E trouxe-nos este texto, onde nos fala sobre o envelhecimento das células.

 

Certamente já teve oportunidade de observar a capacidade que a sua pele tem de crescer,  acompanhando o crescimento do seu corpo. Este processo acontece em todos os órgãos, mas é na pele, um órgão naturalmente fácil de observar, que melhor temos essa percepção. A facilidade com que a nossa pele estica quando crescemos (ou quando engordamos) e se adapta quando emagrecemos deve-se, entre outros factores, à capacidade das nossas células se multiplicarem para originar novas células com as mesmas funções.
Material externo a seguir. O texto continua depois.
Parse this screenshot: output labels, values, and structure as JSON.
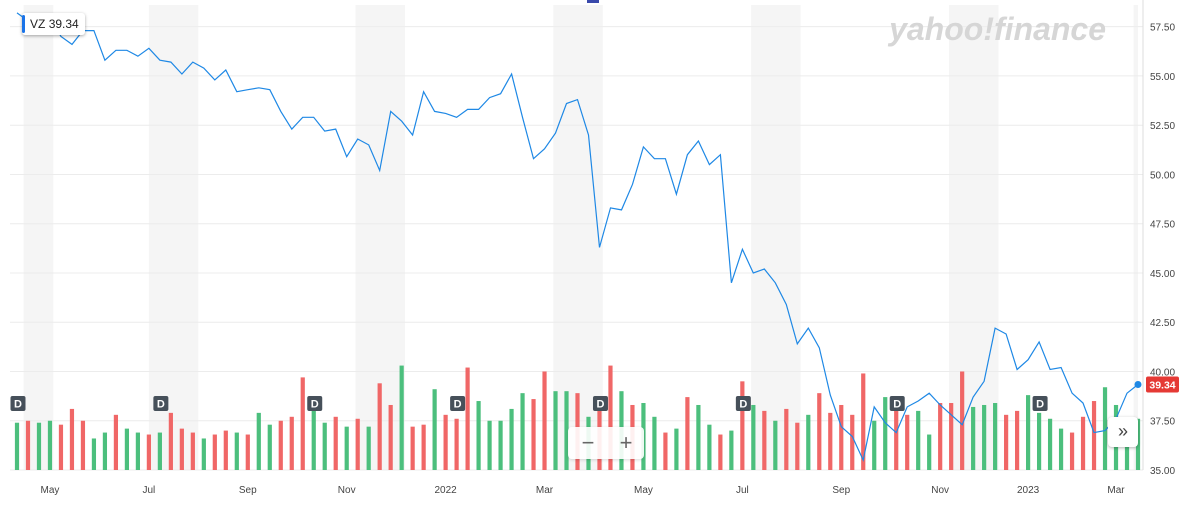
{
  "ticker": {
    "symbol": "VZ",
    "value": "39.34"
  },
  "watermark": "yahoo!finance",
  "last_price_label": "39.34",
  "controls": {
    "zoom_out": "−",
    "zoom_in": "+",
    "scroll": "»"
  },
  "dividend_marker": "D",
  "colors": {
    "line": "#1e88e5",
    "volume_up": "#4cbf7d",
    "volume_down": "#f06767",
    "price_tag": "#e53935",
    "band": "#f5f5f5"
  },
  "chart_data": {
    "type": "line",
    "title": "",
    "xlabel": "",
    "ylabel": "",
    "ylim": [
      35.0,
      58.6
    ],
    "grid": true,
    "y_ticks": [
      "57.50",
      "55.00",
      "52.50",
      "50.00",
      "47.50",
      "45.00",
      "42.50",
      "40.00",
      "37.50",
      "35.00"
    ],
    "y_tick_values": [
      57.5,
      55.0,
      52.5,
      50.0,
      47.5,
      45.0,
      42.5,
      40.0,
      37.5,
      35.0
    ],
    "x_ticks": [
      "May",
      "Jul",
      "Sep",
      "Nov",
      "2022",
      "Mar",
      "May",
      "Jul",
      "Sep",
      "Nov",
      "2023",
      "Mar"
    ],
    "x_tick_index": [
      3,
      12,
      21,
      30,
      39,
      48,
      57,
      66,
      75,
      84,
      92,
      100
    ],
    "series": [
      {
        "values": [
          58.2,
          57.8,
          58.1,
          57.9,
          57.0,
          56.6,
          57.3,
          57.3,
          55.8,
          56.3,
          56.3,
          56.0,
          56.4,
          55.8,
          55.7,
          55.1,
          55.7,
          55.4,
          54.8,
          55.3,
          54.2,
          54.3,
          54.4,
          54.3,
          53.2,
          52.3,
          52.9,
          52.9,
          52.2,
          52.3,
          50.9,
          51.8,
          51.5,
          50.2,
          53.2,
          52.7,
          52.0,
          54.2,
          53.2,
          53.1,
          52.9,
          53.3,
          53.3,
          53.9,
          54.1,
          55.1,
          52.9,
          50.8,
          51.3,
          52.1,
          53.6,
          53.8,
          52.0,
          46.3,
          48.3,
          48.2,
          49.5,
          51.4,
          50.8,
          50.8,
          49.0,
          51.0,
          51.7,
          50.5,
          51.0,
          44.5,
          46.2,
          45.0,
          45.2,
          44.5,
          43.4,
          41.4,
          42.2,
          41.2,
          38.8,
          37.2,
          36.7,
          35.5,
          38.2,
          37.4,
          36.9,
          38.2,
          38.5,
          38.9,
          38.3,
          37.8,
          37.3,
          38.7,
          39.5,
          42.2,
          41.9,
          40.1,
          40.6,
          41.5,
          40.1,
          40.2,
          38.9,
          38.4,
          36.9,
          37.0,
          37.6,
          38.9,
          39.34
        ]
      }
    ],
    "volume": [
      {
        "v": 37.4,
        "up": true
      },
      {
        "v": 37.5,
        "up": false
      },
      {
        "v": 37.4,
        "up": true
      },
      {
        "v": 37.5,
        "up": true
      },
      {
        "v": 37.3,
        "up": false
      },
      {
        "v": 38.1,
        "up": false
      },
      {
        "v": 37.5,
        "up": false
      },
      {
        "v": 36.6,
        "up": true
      },
      {
        "v": 36.9,
        "up": true
      },
      {
        "v": 37.8,
        "up": false
      },
      {
        "v": 37.1,
        "up": true
      },
      {
        "v": 36.9,
        "up": true
      },
      {
        "v": 36.8,
        "up": false
      },
      {
        "v": 36.9,
        "up": true
      },
      {
        "v": 37.9,
        "up": false
      },
      {
        "v": 37.1,
        "up": false
      },
      {
        "v": 36.9,
        "up": false
      },
      {
        "v": 36.6,
        "up": true
      },
      {
        "v": 36.8,
        "up": false
      },
      {
        "v": 37.0,
        "up": false
      },
      {
        "v": 36.9,
        "up": true
      },
      {
        "v": 36.8,
        "up": false
      },
      {
        "v": 37.9,
        "up": true
      },
      {
        "v": 37.3,
        "up": true
      },
      {
        "v": 37.5,
        "up": false
      },
      {
        "v": 37.7,
        "up": false
      },
      {
        "v": 39.7,
        "up": false
      },
      {
        "v": 38.0,
        "up": true
      },
      {
        "v": 37.4,
        "up": true
      },
      {
        "v": 37.7,
        "up": false
      },
      {
        "v": 37.2,
        "up": true
      },
      {
        "v": 37.6,
        "up": false
      },
      {
        "v": 37.2,
        "up": true
      },
      {
        "v": 39.4,
        "up": false
      },
      {
        "v": 38.3,
        "up": false
      },
      {
        "v": 40.3,
        "up": true
      },
      {
        "v": 37.2,
        "up": false
      },
      {
        "v": 37.3,
        "up": false
      },
      {
        "v": 39.1,
        "up": true
      },
      {
        "v": 37.8,
        "up": false
      },
      {
        "v": 37.6,
        "up": false
      },
      {
        "v": 40.2,
        "up": false
      },
      {
        "v": 38.5,
        "up": true
      },
      {
        "v": 37.5,
        "up": true
      },
      {
        "v": 37.5,
        "up": true
      },
      {
        "v": 38.1,
        "up": true
      },
      {
        "v": 38.9,
        "up": true
      },
      {
        "v": 38.6,
        "up": false
      },
      {
        "v": 40.0,
        "up": false
      },
      {
        "v": 39.0,
        "up": true
      },
      {
        "v": 39.0,
        "up": true
      },
      {
        "v": 38.9,
        "up": false
      },
      {
        "v": 37.7,
        "up": true
      },
      {
        "v": 38.7,
        "up": false
      },
      {
        "v": 40.3,
        "up": false
      },
      {
        "v": 39.0,
        "up": true
      },
      {
        "v": 38.3,
        "up": false
      },
      {
        "v": 38.4,
        "up": true
      },
      {
        "v": 37.7,
        "up": true
      },
      {
        "v": 36.9,
        "up": false
      },
      {
        "v": 37.1,
        "up": true
      },
      {
        "v": 38.7,
        "up": false
      },
      {
        "v": 38.3,
        "up": true
      },
      {
        "v": 37.3,
        "up": true
      },
      {
        "v": 36.8,
        "up": false
      },
      {
        "v": 37.0,
        "up": true
      },
      {
        "v": 39.5,
        "up": false
      },
      {
        "v": 38.3,
        "up": true
      },
      {
        "v": 38.0,
        "up": false
      },
      {
        "v": 37.5,
        "up": true
      },
      {
        "v": 38.1,
        "up": false
      },
      {
        "v": 37.4,
        "up": false
      },
      {
        "v": 37.8,
        "up": true
      },
      {
        "v": 38.9,
        "up": false
      },
      {
        "v": 37.9,
        "up": false
      },
      {
        "v": 38.3,
        "up": false
      },
      {
        "v": 37.8,
        "up": false
      },
      {
        "v": 39.9,
        "up": false
      },
      {
        "v": 37.5,
        "up": true
      },
      {
        "v": 38.7,
        "up": true
      },
      {
        "v": 38.6,
        "up": false
      },
      {
        "v": 37.8,
        "up": false
      },
      {
        "v": 38.0,
        "up": true
      },
      {
        "v": 36.8,
        "up": true
      },
      {
        "v": 38.4,
        "up": false
      },
      {
        "v": 38.4,
        "up": false
      },
      {
        "v": 40.0,
        "up": false
      },
      {
        "v": 38.2,
        "up": true
      },
      {
        "v": 38.3,
        "up": true
      },
      {
        "v": 38.4,
        "up": true
      },
      {
        "v": 37.8,
        "up": false
      },
      {
        "v": 38.0,
        "up": false
      },
      {
        "v": 38.8,
        "up": true
      },
      {
        "v": 37.9,
        "up": true
      },
      {
        "v": 37.6,
        "up": true
      },
      {
        "v": 37.1,
        "up": true
      },
      {
        "v": 36.9,
        "up": false
      },
      {
        "v": 37.7,
        "up": false
      },
      {
        "v": 38.5,
        "up": false
      },
      {
        "v": 39.2,
        "up": true
      },
      {
        "v": 38.3,
        "up": true
      },
      {
        "v": 37.2,
        "up": true
      },
      {
        "v": 37.6,
        "up": true
      }
    ],
    "dividends_index": [
      0,
      13,
      27,
      40,
      53,
      66,
      80,
      93
    ],
    "shaded_bands": [
      [
        0.6,
        3.3
      ],
      [
        12.0,
        16.5
      ],
      [
        30.8,
        35.3
      ],
      [
        48.8,
        53.3
      ],
      [
        66.8,
        71.3
      ],
      [
        84.8,
        89.3
      ],
      [
        101.6,
        102.0
      ]
    ],
    "legend": "none"
  }
}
Esta capacidade que as células têm de se dividirem muitas vezes ao longo da nossa vida é estudada pelos cientistas para compreender melhor o corpo humano e as doenças que o podem afectar.

Ao contrário do que possa estar neste momento a pensar... não, as células da nossa pele (ou quaisquer outras) não são imortais! Na verdade, o cientista Leonard Hayflick, que se dedicou ao estudo da divisão celular, fez uma observação que veio mostrar o contrário. Afinal, embora contasse que as células que mantinha em laboratório se dividiriam infinitamente, Hayflick observou com curiosidade que as células que estava a analisar só se dividiam no máximo 60 vezes!

Ora, como provavelmente estará a imaginar, isto implica que a capacidade de resposta das células é limitada. Na verdade, com o tempo algumas das nossas células ficam cansadas deste processo constante de divisão e entram no chamado estado de senescência, ou seja, tornam-se senescentes. A palavra senescência vem do termo latim “senescere”, que significa “ficar velho” e é usada pelos biólogos para descrever o envelhecimento celular. A senescência, que é uma consequência da exaustão da capacidade das nossas células de se dividirem, está na base do envelhecimento dos nossos órgãos.

Apesar deste mecanismo ter um papel importante na defesa dos nossos órgãos, pois impede o aparecimento de tumores, estas células senescentes vão-se acumulando à medida que envelhecemos. Além de deixarem de exercer as suas funções normais, estas células ocupam espaço e produzem muitos resíduos, que influenciam ainda as células vizinhas a tornarem-se também senescentes, como num efeito dominó. É por esta razão que à medida que envelhecemos os nossos órgãos começam a funcionar menos bem e a ter mais dificuldade em recuperar de lesões.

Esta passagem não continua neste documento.